TCI Friday works best when you weigh in. Please read and comment.
In 2021, my run/ride/lift schedule was maxed. It was over-maxed. I’m not sure, in retrospect, what I thought I was doing. I could guess that, being 49 and having some irrational anxiety about turning 50, I set out to prove to myself that I was still physically worthy of something, although quite what I couldn’t tell you. Nonetheless I chased it until the predictable came to pass. My body broke down. I was sick, over and over again, and basically all the air went out of the whole boondoggle.
2022 looks very different.
I tried to get back to the hammer-and-tongs method, but my health told me, over and over, that wasn’t gonna fly. So now I’m just taking it as it comes. I’ve had to go back to just doing rides that are type 1 fun, workouts that are not full tilt every time, rest days that are restful. No guilt. No shame. No pressure. Just keep moving, saying yes to stuff that’s fun, no events to train for, nobody to disappoint (i.e., me).

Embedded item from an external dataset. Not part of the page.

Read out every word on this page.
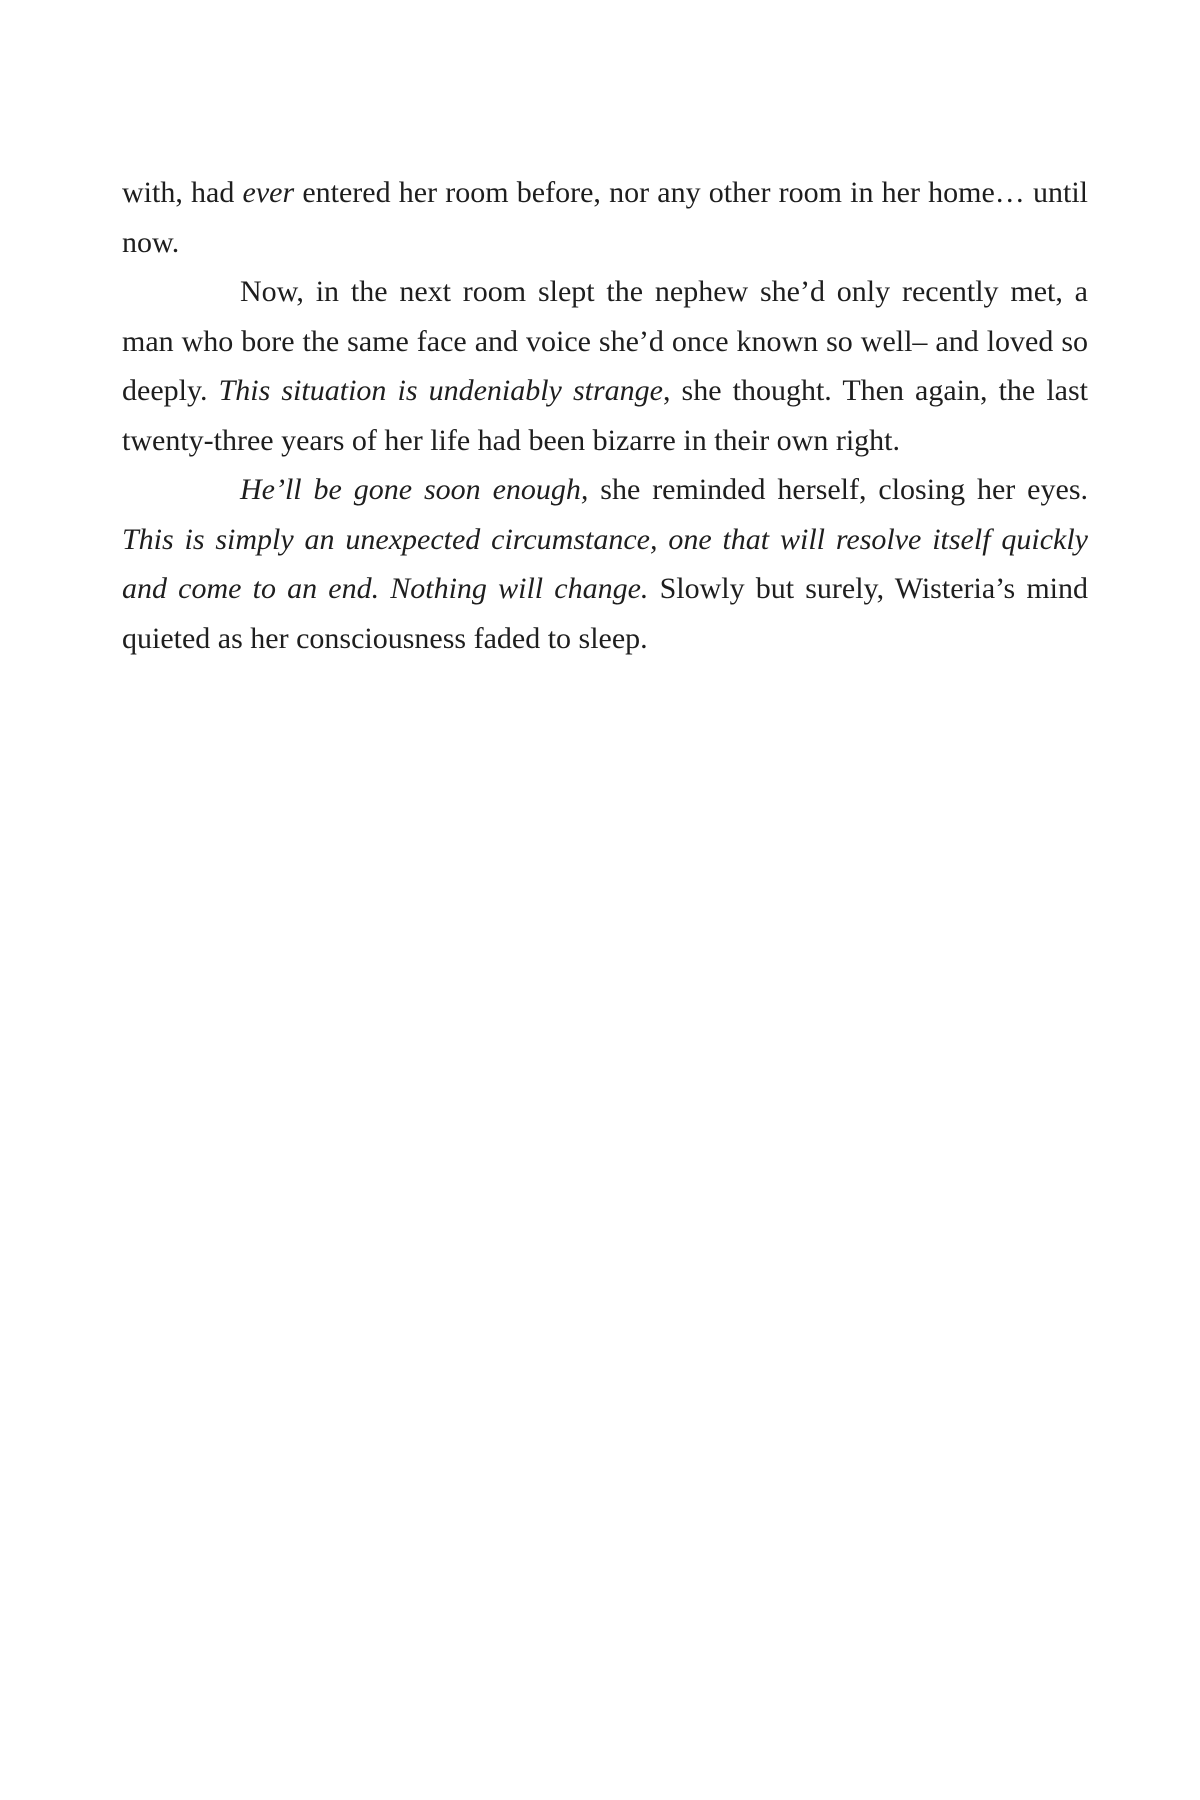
with, had ever entered her room before, nor any other room in her home… until now.

Now, in the next room slept the nephew she’d only recently met, a man who bore the same face and voice she’d once known so well– and loved so deeply. This situation is undeniably strange, she thought. Then again, the last twenty-three years of her life had been bizarre in their own right.

He’ll be gone soon enough, she reminded herself, closing her eyes. This is simply an unexpected circumstance, one that will resolve itself quickly and come to an end. Nothing will change. Slowly but surely, Wisteria’s mind quieted as her consciousness faded to sleep.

At this point, things are going well. I’m showing up for rides with friends. Enjoying them. I’m doing some solo adventures. Enjoying those too. I’m lifting and doing core work, but not so intensely that it retriggers old injuries. I’m getting stronger, fitter, and I’m enjoying it all.
Is sanity a thing you can learn?
The biggest change is my rest days. First, of all, I take them. Second of all, I’m much less tense about them, which is to say, I’m not beating myself up in the background the whole time I’m allowing my body to recover. Third, they’re not really scheduled. I just let them happen. No one asked me to do a thing maybe, and I’ve been pretty active, so I chill. NBD. Summertime and the living is easy.
The upshot of all this is that I’m not nearly as fit as I was last year, but I’m enjoying everything I’m doing. I’m in a lot less pain, and my headspace is less frenetic (although everything is relative), and I’m more available to my family (because I’m not always out on the grind). I could be wrong, but this might be what balance feels like.
It’s possible I’ve never really had it before. Again, can you learn sanity?
This week’s TCIF asks, do you have a regular rest day? What do you do on it? Or do you sorta just take a day when you’re too tired to keep going? How would you say your balance between work and recovery is tilted? Toward work? Or toward recovery?
If you enjoy TCI, please consider sharing it with your bike riding friends. It’s the only way to grow the community and further the project. If you like what you get here, pass it along. Thanks.
My structured training is irregular (Jan-Apr Tue/Thu 80-minute trainer sessions), and even then, I don’t plan rest days. Rather, rest days happen when they happen. And probably with about the right frequency.
@Jeff – I’d rather experience a bungee jumping malfunction than sit on a trainer for 80 minutes, but everything else you said sounds right.
Only Netflix makes it tolerable … and without that work, spring gravel events would be brutal given my so-so level of natural talent.
Rest days happen when they need to happen. I tend to look for opportunities between events, about every 3 weeks or so to take a few days or a week really easy, maybe spend a whole week soft pedaling the commute. This approach has worked wonders so far this year and am taking it to the extreme since I am off for a business trip this week. By luck, I will get to spend 2days in Lausanne when the tour rolls through. But I will have a few short days when I get back to wake up the legs for a double century.